Machabée shared the anecdote of how Suzuzki met Pittsburgh Penguins captain Sidney Crosby when they were at the NHL player tour in Las Vegas before the start of the season. She said Crosby told Suzuki how he did not speak French when he played in juniors for the Rimouski Oceanic but was able to learn.
She recalled how Crosby told Suzuki everyone in Rimouski was patient with him and how they appreciated his effort with learning French. Machabée then pointed out how it was a skill Crosby can continue to use because he has established close relationships with current and former teammates, such as Marc-Andre Fleury, Kris Letang and Max Talbot, who are all native French speakers who grew up in Quebec.
Suzuki, who spoke to ESPN earlier in the season, said he has never done an entire interview in French. He has opened and closed interviews in French. But he does eventually want to reach a stage in which he can do a full interview in French.

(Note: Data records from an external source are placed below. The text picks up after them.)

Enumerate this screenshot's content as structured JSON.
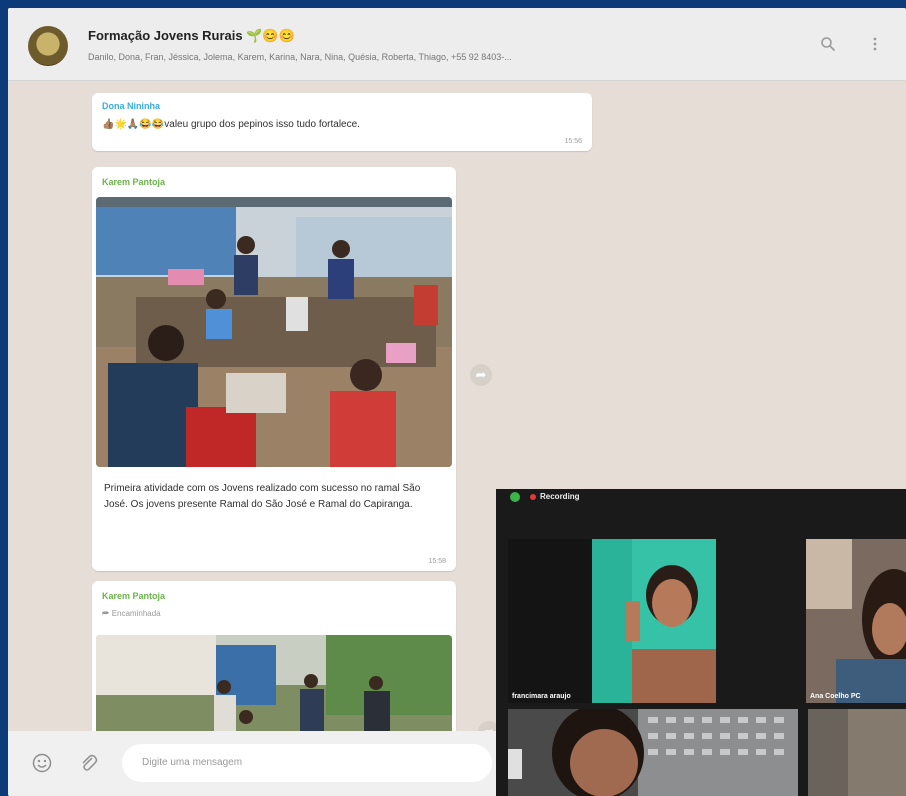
{
  "chat": {
    "group_name": "Formação Jovens Rurais",
    "group_emojis": "🌱😊😊",
    "members": "Danilo, Dona, Fran, Jéssica, Jolema, Karem, Karina, Nara, Nina, Quésia, Roberta, Thiago, +55 92 8403-..."
  },
  "header_icons": {
    "search": "search-icon",
    "menu": "menu-icon"
  },
  "messages": [
    {
      "sender": "Dona Nininha",
      "sender_color": "#35aee0",
      "emojis": "👍🏽🌟🙏🏽😂😂",
      "text": "valeu grupo dos pepinos isso tudo fortalece.",
      "time": "15:56"
    },
    {
      "sender": "Karem Pantoja",
      "sender_color": "#6bb54a",
      "caption": "Primeira atividade com os Jovens realizado com sucesso no ramal São José. Os jovens presente Ramal do São José e Ramal do Capiranga.",
      "time": "15:58"
    },
    {
      "sender": "Karem Pantoja",
      "sender_color": "#6bb54a",
      "forwarded": "Encaminhada"
    }
  ],
  "composer": {
    "placeholder": "Digite uma mensagem"
  },
  "video_call": {
    "status": "Recording",
    "participants": [
      {
        "name": "francimara araujo"
      },
      {
        "name": "Ana Coelho PC"
      },
      {
        "name": ""
      },
      {
        "name": ""
      }
    ]
  }
}
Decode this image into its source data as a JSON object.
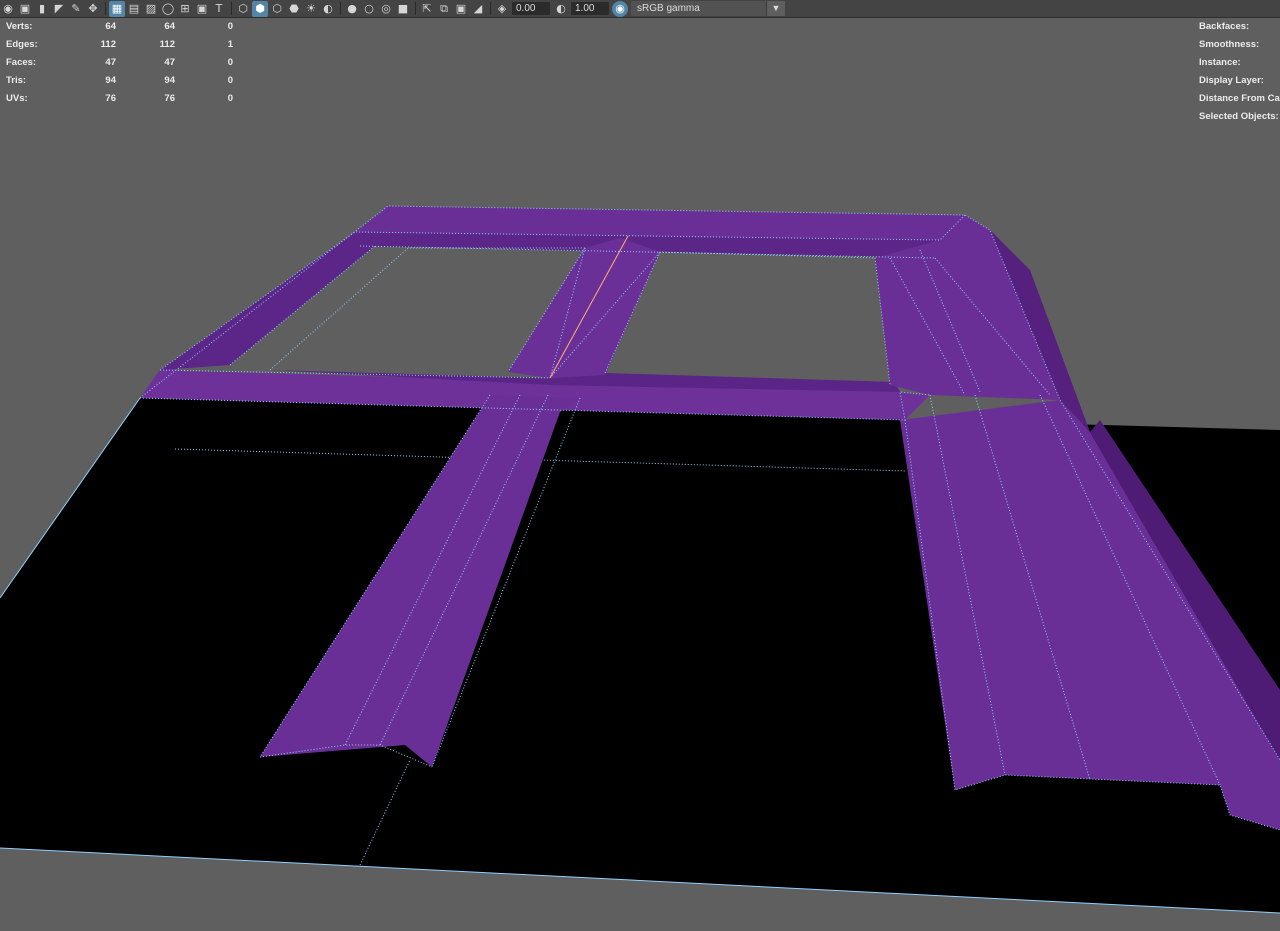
{
  "toolbar": {
    "icons": [
      "camera-icon",
      "camera-attributes-icon",
      "bookmark-icon",
      "image-plane-icon",
      "grease-pencil-icon",
      "2d-pan-zoom-icon",
      "grid-icon",
      "film-gate-icon",
      "resolution-gate-icon",
      "gate-mask-icon",
      "field-chart-icon",
      "safe-action-icon",
      "safe-title-icon",
      "wireframe-icon",
      "smooth-shade-icon",
      "default-material-icon",
      "textured-icon",
      "use-all-lights-icon",
      "shadows-icon",
      "screen-space-ao-icon",
      "motion-blur-icon",
      "multisample-aa-icon",
      "depth-of-field-icon",
      "isolate-select-icon",
      "xray-icon",
      "xray-joints-icon",
      "xray-active-icon",
      "exposure-icon",
      "gamma-icon",
      "color-management-icon"
    ],
    "exposure": "0.00",
    "gamma": "1.00",
    "colorspace": "sRGB gamma"
  },
  "hud_left": {
    "rows": [
      {
        "label": "Verts:",
        "c1": "64",
        "c2": "64",
        "c3": "0"
      },
      {
        "label": "Edges:",
        "c1": "112",
        "c2": "112",
        "c3": "1"
      },
      {
        "label": "Faces:",
        "c1": "47",
        "c2": "47",
        "c3": "0"
      },
      {
        "label": "Tris:",
        "c1": "94",
        "c2": "94",
        "c3": "0"
      },
      {
        "label": "UVs:",
        "c1": "76",
        "c2": "76",
        "c3": "0"
      }
    ]
  },
  "hud_right": {
    "labels": [
      "Backfaces:",
      "Smoothness:",
      "Instance:",
      "Display Layer:",
      "Distance From Camera:",
      "Selected Objects:"
    ]
  },
  "colors": {
    "viewport_bg": "#5f5f5f",
    "plane": "#000000",
    "mesh": "#6a2f96",
    "mesh_dark": "#521f7c",
    "wire": "#8fd0ff",
    "selected_edge": "#ffb070"
  }
}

“I spoke French when I was named captain, but that was just a sentence at the beginning and end of interviews,” Suzuki said. “I am not there yet but would eventually like to get to that point.”
Metellus wants the same thing for Suzuki and any Canadiens player who is interested in learning the language. Metellus said he wants to get a feel for everyone’s proficiency level and also find out what they want to work on.
From there, he will work with the Canadiens’ communications staff to establish a schedule that works for the players. They’re still working through certain details like whether they will do individual or group sessions. Either way, Metellus said the plan is to have in-person sessions when the team is in Montreal while doing remote sessions through videoconference whenever they are on the road.
“When the general public sees that a Montreal Canadiens player is improving their French or making the effort to learn it, the respect goes to the moon,” Metellus said. “The general public will really, really appreciate that. They are going to say, ‘At least he is making an effort,’ and that is what people want to see. If I am able to play a part in that, then, it’s all good in the hood.”